Olfa Hamrouni has four daughters: Eya, Tayssir, Ghofrane, and Rahma. However, the two eldest, Ghofrane and Rahma, disappeared from their home years ago, radicalized to run away and join ISIS. As Olfa and her youngest two daughters recount the memories of their lives before and after they left, they simultaneously unpack the consequences of where their femininity meets culture. They dissect the worlds and histories that have built them and bring to the forefront of their minds the subconscious yearning for all women to experience power.
Olfa, Eya, and Tayssir are around to tell their side of the story. Ghofrane and Rahma are not, so two actresses, Ichraq Matar and Nour Karoui, respectively, fill their space in the film. They act as inserts in reenactments of sisterly moments, embodying the space they’ve left behind in the present by taking on the depictions of their memory.
Though their presence as actors is not forgotten, a by-proxy bond via the sharing of trauma makes their inclusion effective. When they enter the room to be introduced, the sisters immediately know who will portray each sister, and Olfa is moved to tears. Memories of laying in bed together, playing with each other’s hair, and running the gamut of sisterly conversations, like first periods, puberty tales, and boy gossip, feel utterly genuine. It’s a womanly bond playing as a sisterly bond, but the artifice enhances the authenticity of the film’s emotional core. However, the imbalance of impact among the women leaves a lingering question: at what emotional cost are these actors participating?

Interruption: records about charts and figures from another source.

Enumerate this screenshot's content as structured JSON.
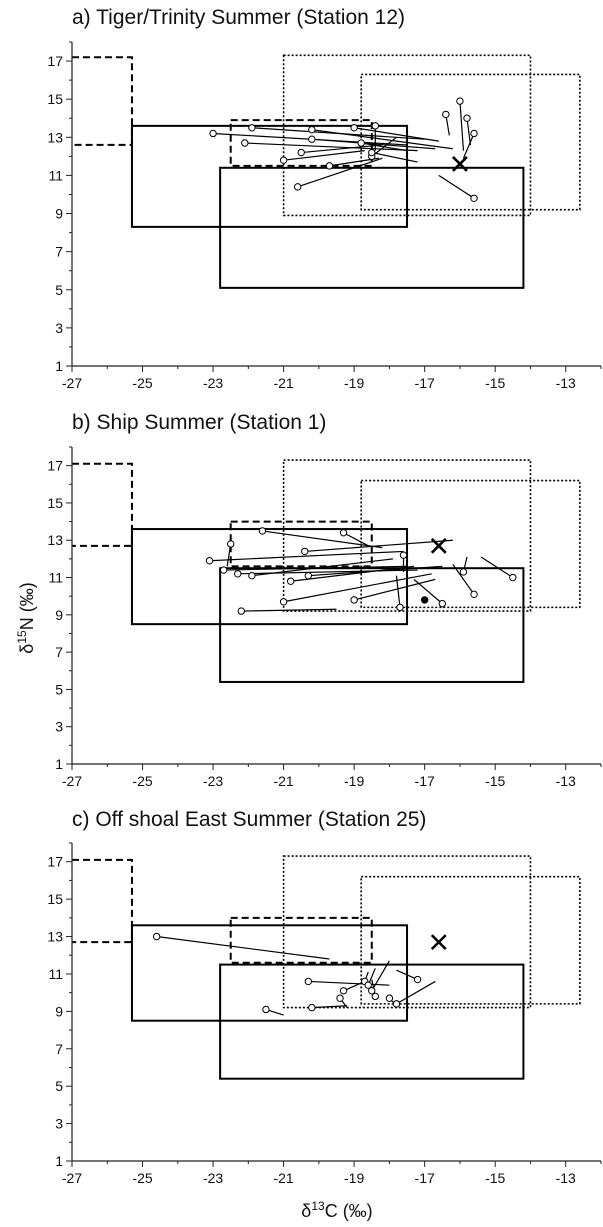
{
  "ylabel_main": "δ",
  "ylabel_sup": "15",
  "ylabel_rest": "N (‰)",
  "xlabel_main": "δ",
  "xlabel_sup": "13",
  "xlabel_rest": "C (‰)",
  "chart_data": [
    {
      "type": "scatter",
      "title": "a) Tiger/Trinity Summer (Station 12)",
      "xlim": [
        -27,
        -12
      ],
      "ylim": [
        1,
        18
      ],
      "x_ticks": [
        "-27",
        "-25",
        "-23",
        "-21",
        "-19",
        "-17",
        "-15",
        "-13"
      ],
      "y_ticks": [
        "1",
        "3",
        "5",
        "7",
        "9",
        "11",
        "13",
        "15",
        "17"
      ],
      "boxes": [
        {
          "style": "solid",
          "x": [
            -25.3,
            -17.5
          ],
          "y": [
            8.3,
            13.6
          ]
        },
        {
          "style": "solid",
          "x": [
            -22.8,
            -14.2
          ],
          "y": [
            5.1,
            11.4
          ]
        },
        {
          "style": "dashed",
          "x": [
            -22.5,
            -18.5
          ],
          "y": [
            11.5,
            13.9
          ]
        },
        {
          "style": "dashed-step",
          "points": [
            [
              -27,
              17.2
            ],
            [
              -25.3,
              17.2
            ],
            [
              -25.3,
              12.6
            ],
            [
              -27,
              12.6
            ]
          ]
        },
        {
          "style": "dotted",
          "x": [
            -21.0,
            -14.0
          ],
          "y": [
            8.9,
            17.3
          ]
        },
        {
          "style": "dotted",
          "x": [
            -18.8,
            -12.6
          ],
          "y": [
            9.2,
            16.3
          ]
        }
      ],
      "points": [
        {
          "x": -23.0,
          "y": 13.2,
          "x2": -17.5,
          "y2": 12.6
        },
        {
          "x": -21.9,
          "y": 13.5,
          "x2": -17.0,
          "y2": 12.9
        },
        {
          "x": -22.1,
          "y": 12.7,
          "x2": -17.2,
          "y2": 12.3
        },
        {
          "x": -20.2,
          "y": 13.4,
          "x2": -16.2,
          "y2": 12.4
        },
        {
          "x": -19.0,
          "y": 13.5,
          "x2": -16.6,
          "y2": 12.8
        },
        {
          "x": -20.2,
          "y": 12.9,
          "x2": -16.7,
          "y2": 12.4
        },
        {
          "x": -18.8,
          "y": 12.7,
          "x2": -17.5,
          "y2": 12.3
        },
        {
          "x": -21.0,
          "y": 11.8,
          "x2": -18.7,
          "y2": 12.3
        },
        {
          "x": -20.5,
          "y": 12.2,
          "x2": -18.2,
          "y2": 12.6
        },
        {
          "x": -18.5,
          "y": 12.0,
          "x2": -17.8,
          "y2": 13.0
        },
        {
          "x": -18.5,
          "y": 12.2,
          "x2": -17.2,
          "y2": 11.7
        },
        {
          "x": -19.7,
          "y": 11.5,
          "x2": -18.3,
          "y2": 11.9
        },
        {
          "x": -20.6,
          "y": 10.4,
          "x2": -18.2,
          "y2": 11.9
        },
        {
          "x": -18.4,
          "y": 13.6,
          "x2": -18.4,
          "y2": 12.3
        },
        {
          "x": -16.4,
          "y": 14.2,
          "x2": -16.3,
          "y2": 13.1
        },
        {
          "x": -16.0,
          "y": 14.9,
          "x2": -15.9,
          "y2": 12.3
        },
        {
          "x": -15.8,
          "y": 14.0,
          "x2": -15.7,
          "y2": 12.6
        },
        {
          "x": -15.6,
          "y": 13.2,
          "x2": -15.9,
          "y2": 11.9
        },
        {
          "x": -15.6,
          "y": 9.8,
          "x2": -16.6,
          "y2": 11.0
        }
      ],
      "cross": {
        "x": -16.0,
        "y": 11.6
      }
    },
    {
      "type": "scatter",
      "title": "b) Ship Summer (Station 1)",
      "xlim": [
        -27,
        -12
      ],
      "ylim": [
        1,
        18
      ],
      "x_ticks": [
        "-27",
        "-25",
        "-23",
        "-21",
        "-19",
        "-17",
        "-15",
        "-13"
      ],
      "y_ticks": [
        "1",
        "3",
        "5",
        "7",
        "9",
        "11",
        "13",
        "15",
        "17"
      ],
      "boxes": [
        {
          "style": "solid",
          "x": [
            -25.3,
            -17.5
          ],
          "y": [
            8.5,
            13.6
          ]
        },
        {
          "style": "solid",
          "x": [
            -22.8,
            -14.2
          ],
          "y": [
            5.4,
            11.5
          ]
        },
        {
          "style": "dashed",
          "x": [
            -22.5,
            -18.5
          ],
          "y": [
            11.6,
            14.0
          ]
        },
        {
          "style": "dashed-step",
          "points": [
            [
              -27,
              17.1
            ],
            [
              -25.3,
              17.1
            ],
            [
              -25.3,
              12.7
            ],
            [
              -27,
              12.7
            ]
          ]
        },
        {
          "style": "dotted",
          "x": [
            -21.0,
            -14.0
          ],
          "y": [
            9.2,
            17.3
          ]
        },
        {
          "style": "dotted",
          "x": [
            -18.8,
            -12.6
          ],
          "y": [
            9.4,
            16.2
          ]
        }
      ],
      "points": [
        {
          "x": -23.1,
          "y": 11.9,
          "x2": -17.6,
          "y2": 12.4
        },
        {
          "x": -21.6,
          "y": 13.5,
          "x2": -18.2,
          "y2": 12.6
        },
        {
          "x": -22.5,
          "y": 12.8,
          "x2": -22.6,
          "y2": 11.6
        },
        {
          "x": -19.3,
          "y": 13.4,
          "x2": -18.6,
          "y2": 12.7
        },
        {
          "x": -20.4,
          "y": 12.4,
          "x2": -16.2,
          "y2": 13.0
        },
        {
          "x": -22.7,
          "y": 11.4,
          "x2": -17.5,
          "y2": 11.6
        },
        {
          "x": -22.3,
          "y": 11.2,
          "x2": -17.2,
          "y2": 11.4
        },
        {
          "x": -21.9,
          "y": 11.1,
          "x2": -17.9,
          "y2": 12.0
        },
        {
          "x": -20.3,
          "y": 11.1,
          "x2": -16.5,
          "y2": 11.6
        },
        {
          "x": -20.8,
          "y": 10.8,
          "x2": -17.3,
          "y2": 11.6
        },
        {
          "x": -21.0,
          "y": 9.7,
          "x2": -16.8,
          "y2": 11.2
        },
        {
          "x": -19.0,
          "y": 9.8,
          "x2": -16.7,
          "y2": 10.9
        },
        {
          "x": -22.2,
          "y": 9.2,
          "x2": -19.5,
          "y2": 9.3
        },
        {
          "x": -17.6,
          "y": 12.2,
          "x2": -17.6,
          "y2": 11.3
        },
        {
          "x": -17.7,
          "y": 9.4,
          "x2": -17.8,
          "y2": 11.1
        },
        {
          "x": -16.5,
          "y": 9.6,
          "x2": -17.3,
          "y2": 10.9
        },
        {
          "x": -15.9,
          "y": 11.3,
          "x2": -15.8,
          "y2": 12.1
        },
        {
          "x": -15.6,
          "y": 10.1,
          "x2": -16.2,
          "y2": 11.7
        },
        {
          "x": -14.5,
          "y": 11.0,
          "x2": -15.4,
          "y2": 12.1
        }
      ],
      "filled_point": {
        "x": -17.0,
        "y": 9.8
      },
      "cross": {
        "x": -16.6,
        "y": 12.7
      }
    },
    {
      "type": "scatter",
      "title": "c) Off shoal East Summer (Station 25)",
      "xlim": [
        -27,
        -12
      ],
      "ylim": [
        1,
        18
      ],
      "x_ticks": [
        "-27",
        "-25",
        "-23",
        "-21",
        "-19",
        "-17",
        "-15",
        "-13"
      ],
      "y_ticks": [
        "1",
        "3",
        "5",
        "7",
        "9",
        "11",
        "13",
        "15",
        "17"
      ],
      "boxes": [
        {
          "style": "solid",
          "x": [
            -25.3,
            -17.5
          ],
          "y": [
            8.5,
            13.6
          ]
        },
        {
          "style": "solid",
          "x": [
            -22.8,
            -14.2
          ],
          "y": [
            5.4,
            11.5
          ]
        },
        {
          "style": "dashed",
          "x": [
            -22.5,
            -18.5
          ],
          "y": [
            11.6,
            14.0
          ]
        },
        {
          "style": "dashed-step",
          "points": [
            [
              -27,
              17.1
            ],
            [
              -25.3,
              17.1
            ],
            [
              -25.3,
              12.7
            ],
            [
              -27,
              12.7
            ]
          ]
        },
        {
          "style": "dotted",
          "x": [
            -21.0,
            -14.0
          ],
          "y": [
            9.2,
            17.3
          ]
        },
        {
          "style": "dotted",
          "x": [
            -18.8,
            -12.6
          ],
          "y": [
            9.4,
            16.2
          ]
        }
      ],
      "points": [
        {
          "x": -24.6,
          "y": 13.0,
          "x2": -19.7,
          "y2": 11.8
        },
        {
          "x": -20.3,
          "y": 10.6,
          "x2": -18.0,
          "y2": 10.4
        },
        {
          "x": -18.7,
          "y": 10.6,
          "x2": -18.6,
          "y2": 11.1
        },
        {
          "x": -18.6,
          "y": 10.4,
          "x2": -18.4,
          "y2": 11.3
        },
        {
          "x": -19.3,
          "y": 10.1,
          "x2": -18.7,
          "y2": 10.6
        },
        {
          "x": -18.5,
          "y": 10.1,
          "x2": -18.0,
          "y2": 11.7
        },
        {
          "x": -19.4,
          "y": 9.7,
          "x2": -19.2,
          "y2": 9.2
        },
        {
          "x": -18.4,
          "y": 9.8,
          "x2": -18.5,
          "y2": 10.7
        },
        {
          "x": -18.0,
          "y": 9.7,
          "x2": -17.8,
          "y2": 9.3
        },
        {
          "x": -17.2,
          "y": 10.7,
          "x2": -17.8,
          "y2": 11.2
        },
        {
          "x": -17.8,
          "y": 9.4,
          "x2": -16.7,
          "y2": 10.6
        },
        {
          "x": -20.2,
          "y": 9.2,
          "x2": -19.2,
          "y2": 9.3
        },
        {
          "x": -21.5,
          "y": 9.1,
          "x2": -21.0,
          "y2": 8.8
        }
      ],
      "cross": {
        "x": -16.6,
        "y": 12.7
      }
    }
  ]
}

Actress Hend Sabry is Olfa’s insert, stepping into the story to reenact memories too painful for Olfa herself to embody. Yet many times, when Sabry is performing, Olfa is visible in the background—an omnipresent force in her fictionalized depiction, even stepping in to correct how it’s being told. “Four Daughters” prioritizes empowering its women to take ownership of telling their story while also allowing its actors to participate in it. Sabry will ask questions, challenge Olfa’s iron fist, and even call her out for enforcing certain misogynistic, patriarchal social policies in raising her daughters.